Both samsas and manty, two more grain-based foods, also make their way onto the menu. The former consists of baked phyllo dough pastries stuffed with beef, onion and spices, much like a meat-stuffed Cuban pastelito but savory and earthy with cumin and coriander. The experience of warm, savory stuffing inside a flaky, crispy exterior is a joy difficult to define. Unlike the samsas, which are offered as an appetizer, the manty serves as a main dish. The four big, steamed dumplings come stuffed with chopped lamb meat and onions, with sour cream served in a ramekin in the middle for dipping. Like the manty, the restaurant’s soups offer enough nourishment to weather the hard road west to Byzantium. The lagman soup celebrates the country’s noodle-rich diet with homemade noodles while lamb and vegetables add something interesting and familiar, respectively. A shurpa soup, however, takes the rich, earthy flavor of lamb and concentrates it into a broth so rich that diners might wonder if Lyukhay keeps livestock out back for the freshest flavor. The rendered fat from the lamb chops thicken the broth superbly, while crudely cut carrot and potato pieces bring starch and a touch of sweetness. Finally, chopped dill and cilantro top off the silky, chunky dish from which the fall-off-the-bone chops protrude.

When accompanied by fresh-baked lepeshka (flatbread), the shurpa soup is as hearty as an entree. Photo by Wyatt Kostygan

WHEN ACCOMPANIED BY FRESH-BAKED LEPESHKA (FLATBREAD), THE SHURPA SOUP IS AS HEARTY AS AN ENTREE. PHOTO BY WYATT KOSTYGAN

And fear not, famished traveler, for we come now to the meat. As the shurpa and lagman soups suggested, Uzbekistan loves its lamb (or its mutton, to be exact). A traditional Uzbek pilaf, which is usually reserved for special occasions, comes formed into a perfect mound, with tender pieces of pulled lamb atop rice that’s been mixed with shredded carrots, onions and an ample dose of cumin. Nearly as aromatic as burning incense, the meal begins at first smell in a very real sense, as though the preparation is designed to waft into a busy thoroughfare in search of empty stomachs. An assortment of shashlik (kebabs) provide a simple dose of protein for meat lovers while a chicken tabaka includes a whole butterflied chicken lovingly seared in butter and garnished with dill and cilantro. But the lamb chop dish is otherworldly. The marinade includes something tangy the soft spoken Lyukhay does not divulge, but only citrus or rice vinegar seem like reasonable guesses to a meat bursting so effulgently with flavor that no taste bud is left deactivated. It has pep and perk while still maintaining the faint gaminess of the lamb. While it certainly helps that the final plating is also sprinkled with a bit of paprika, cumin and coriander, those spices hardly explain the juicy interior of the meat. 
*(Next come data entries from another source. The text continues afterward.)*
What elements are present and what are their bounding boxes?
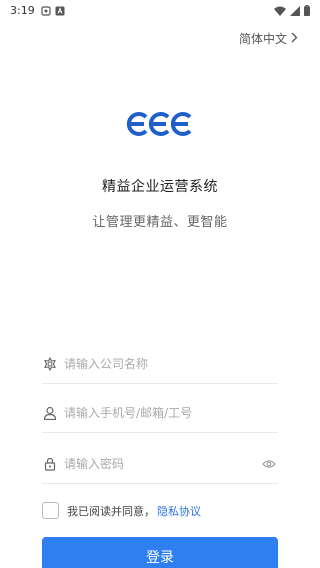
account-input[interactable] [64, 405, 278, 420]
password-field[interactable] [42, 444, 278, 484]
wifi-icon [274, 1, 286, 20]
ecs-logo-icon [124, 106, 196, 142]
status-time: 3:19 [10, 3, 35, 17]
password-input[interactable] [64, 456, 256, 471]
gear-flower-icon [42, 356, 58, 372]
app-subtitle: 让管理更精益、更智能 [92, 215, 228, 230]
battery-icon [304, 1, 310, 20]
language-label: 简体中文 [238, 32, 287, 46]
lock-icon [42, 456, 58, 472]
chevron-right-icon [291, 32, 298, 46]
agreement-row: 我已阅读并同意， 隐私协议 [42, 502, 201, 519]
agreement-text: 我已阅读并同意， [67, 504, 155, 518]
company-input[interactable] [64, 356, 278, 371]
privacy-link[interactable]: 隐私协议 [157, 503, 201, 519]
sync-icon [41, 1, 51, 20]
login-button[interactable]: 登录 [42, 537, 278, 568]
agreement-checkbox[interactable] [42, 502, 59, 519]
notification-a-icon [55, 1, 65, 20]
company-field[interactable] [42, 344, 278, 384]
status-indicators [274, 1, 310, 20]
language-switch[interactable]: 简体中文 [239, 30, 298, 47]
status-bar: 3:19 [0, 0, 320, 20]
eye-icon[interactable] [260, 455, 278, 473]
status-notifications [41, 1, 65, 20]
account-field[interactable] [42, 393, 278, 433]
app-title: 精益企业运营系统 [102, 179, 218, 195]
user-icon [42, 405, 58, 421]
signal-icon [290, 1, 300, 20]
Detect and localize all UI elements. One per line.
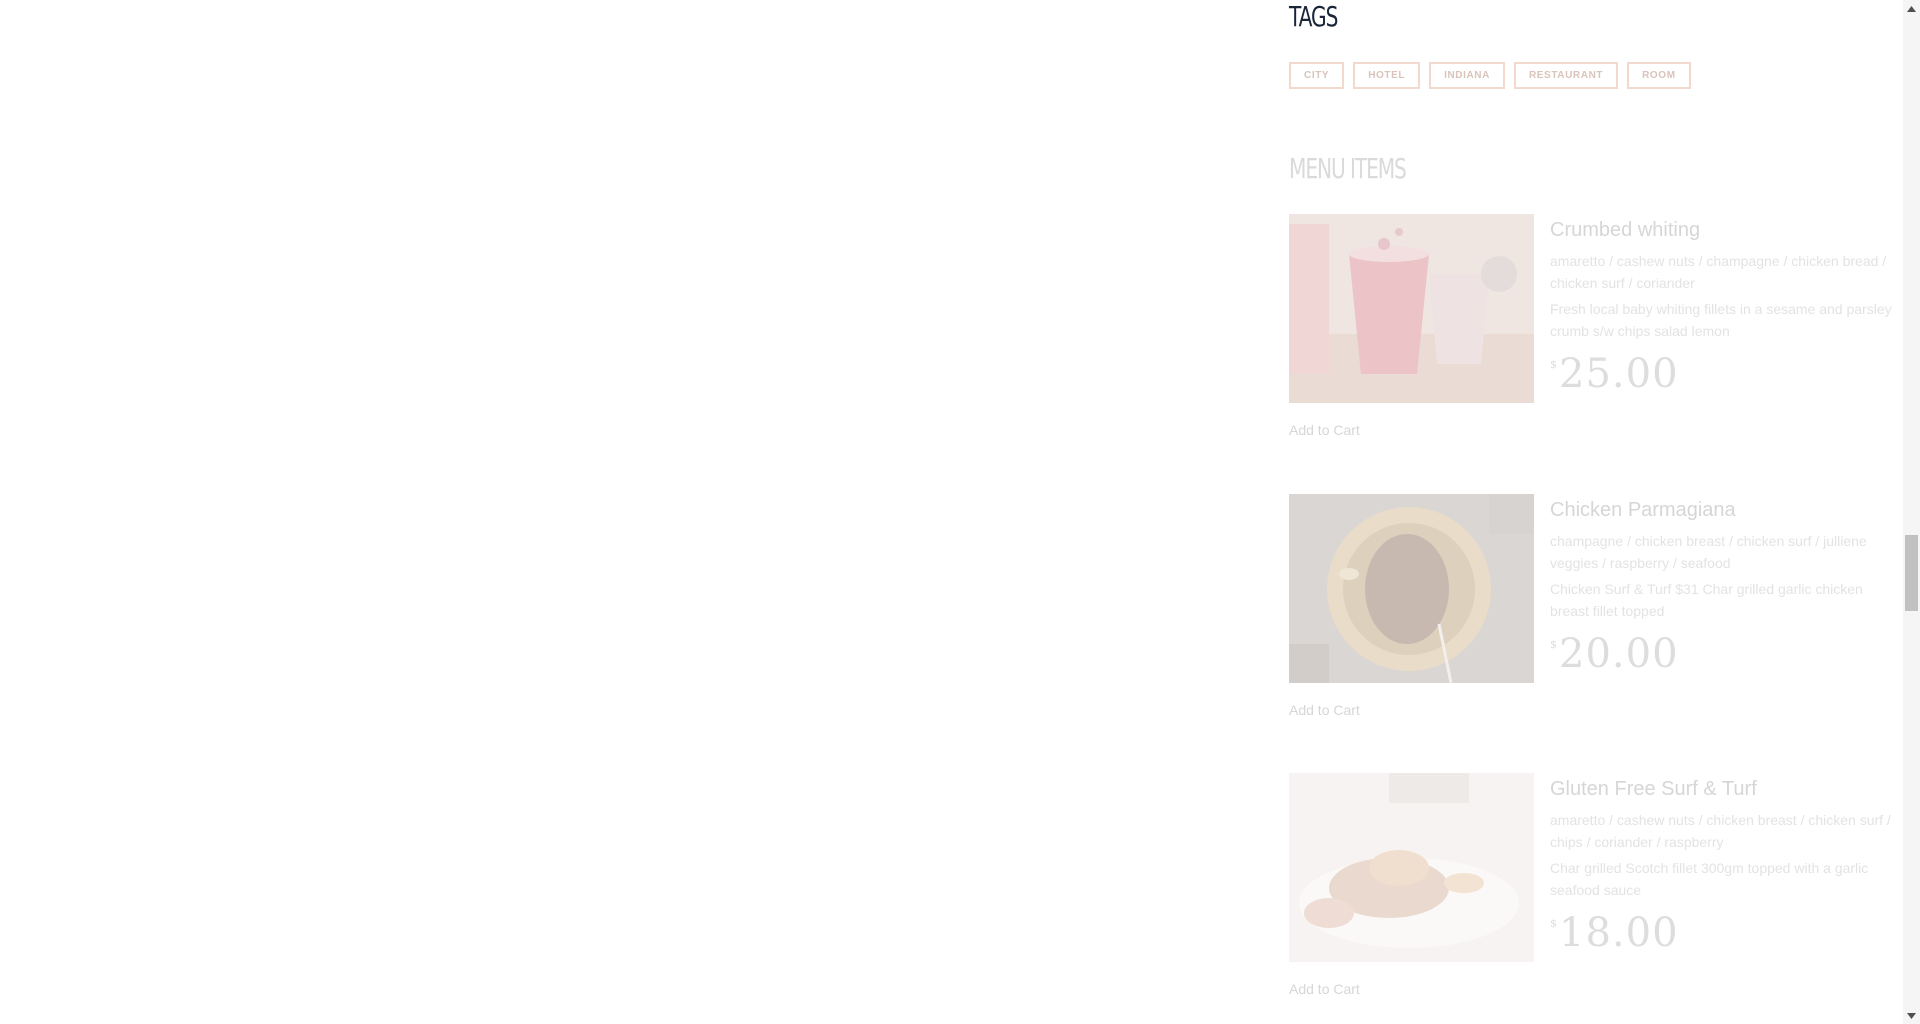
price-amount: 18.00 [1559, 910, 1679, 956]
menu-item-info: Gluten Free Surf & Turf amaretto / cashe… [1550, 773, 1900, 955]
surf-turf-photo [1289, 773, 1534, 962]
menu-item-description: Char grilled Scotch fillet 300gm topped … [1550, 860, 1869, 898]
arrow-down-icon[interactable] [1903, 1007, 1920, 1024]
menu-item-name[interactable]: Crumbed whiting [1550, 218, 1900, 242]
menu-item-price: $ 20.00 [1550, 632, 1900, 676]
menu-item-info: Crumbed whiting amaretto / cashew nuts /… [1550, 214, 1900, 396]
menu-item: Gluten Free Surf & Turf amaretto / cashe… [1289, 773, 1901, 1003]
menu-item: Crumbed whiting amaretto / cashew nuts /… [1289, 214, 1901, 444]
page-scrollbar[interactable] [1903, 0, 1920, 1024]
menu-item-image[interactable] [1289, 214, 1534, 403]
drink-photo [1289, 214, 1534, 403]
menu-item-description: Chicken Surf & Turf $31 Char grilled gar… [1550, 581, 1863, 619]
add-to-cart-link[interactable]: Add to Cart [1289, 422, 1360, 438]
menu-item-ingredients: amaretto / cashew nuts / chicken breast … [1550, 812, 1891, 850]
add-to-cart-link[interactable]: Add to Cart [1289, 981, 1360, 997]
menu-item-price: $ 18.00 [1550, 911, 1900, 955]
menu-items-title: MENU ITEMS [1289, 152, 1407, 185]
tag-list: CITY HOTEL INDIANA RESTAURANT ROOM [1289, 62, 1691, 89]
menu-item-image[interactable] [1289, 773, 1534, 962]
currency-symbol: $ [1550, 917, 1557, 930]
menu-item-price: $ 25.00 [1550, 352, 1900, 396]
menu-item-name[interactable]: Gluten Free Surf & Turf [1550, 777, 1900, 801]
tag-room[interactable]: ROOM [1627, 62, 1691, 89]
price-amount: 20.00 [1559, 631, 1679, 677]
currency-symbol: $ [1550, 638, 1557, 651]
currency-symbol: $ [1550, 358, 1557, 371]
menu-item-name[interactable]: Chicken Parmagiana [1550, 498, 1900, 522]
arrow-up-icon[interactable] [1903, 0, 1920, 17]
menu-item-ingredients: amaretto / cashew nuts / champagne / chi… [1550, 253, 1887, 291]
menu-item: Chicken Parmagiana champagne / chicken b… [1289, 494, 1901, 724]
tag-indiana[interactable]: INDIANA [1429, 62, 1505, 89]
menu-item-ingredients: champagne / chicken breast / chicken sur… [1550, 533, 1867, 571]
tag-city[interactable]: CITY [1289, 62, 1345, 89]
menu-item-info: Chicken Parmagiana champagne / chicken b… [1550, 494, 1900, 676]
tags-title: TAGS [1289, 0, 1338, 33]
menu-item-image[interactable] [1289, 494, 1534, 683]
menu-item-description: Fresh local baby whiting fillets in a se… [1550, 301, 1892, 339]
scrollbar-thumb[interactable] [1905, 535, 1918, 611]
tag-restaurant[interactable]: RESTAURANT [1513, 62, 1619, 89]
steak-plate-photo [1289, 494, 1534, 683]
add-to-cart-link[interactable]: Add to Cart [1289, 702, 1360, 718]
price-amount: 25.00 [1559, 351, 1679, 397]
tag-hotel[interactable]: HOTEL [1353, 62, 1421, 89]
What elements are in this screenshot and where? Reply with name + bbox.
At this point, the beauty of Uzbek dinnerware must be noted. Few cultures still produce more colorful and detailed bowls, plates and platters for everyday use. A pot of tea—a beverage as important to Uzbek culture as water is to its agriculture—comes served in a gorgeous kettle that looks as though it came straight from the shop of some artisan in Tashkent. Served in an equally ornate piala (handleless teacup), any Uzbek meal begins and ends with tea, a mild black and green tea blend, served unsweetened in the case of Chayhana Vostok.

As for karaoke nights, you’ll have to follow the restaurant’s social media pages and know how to read Cyrillic characters.

Chayhana Vostok, 4242 S Tamiami Trl., Sarasota, 941-923-5919.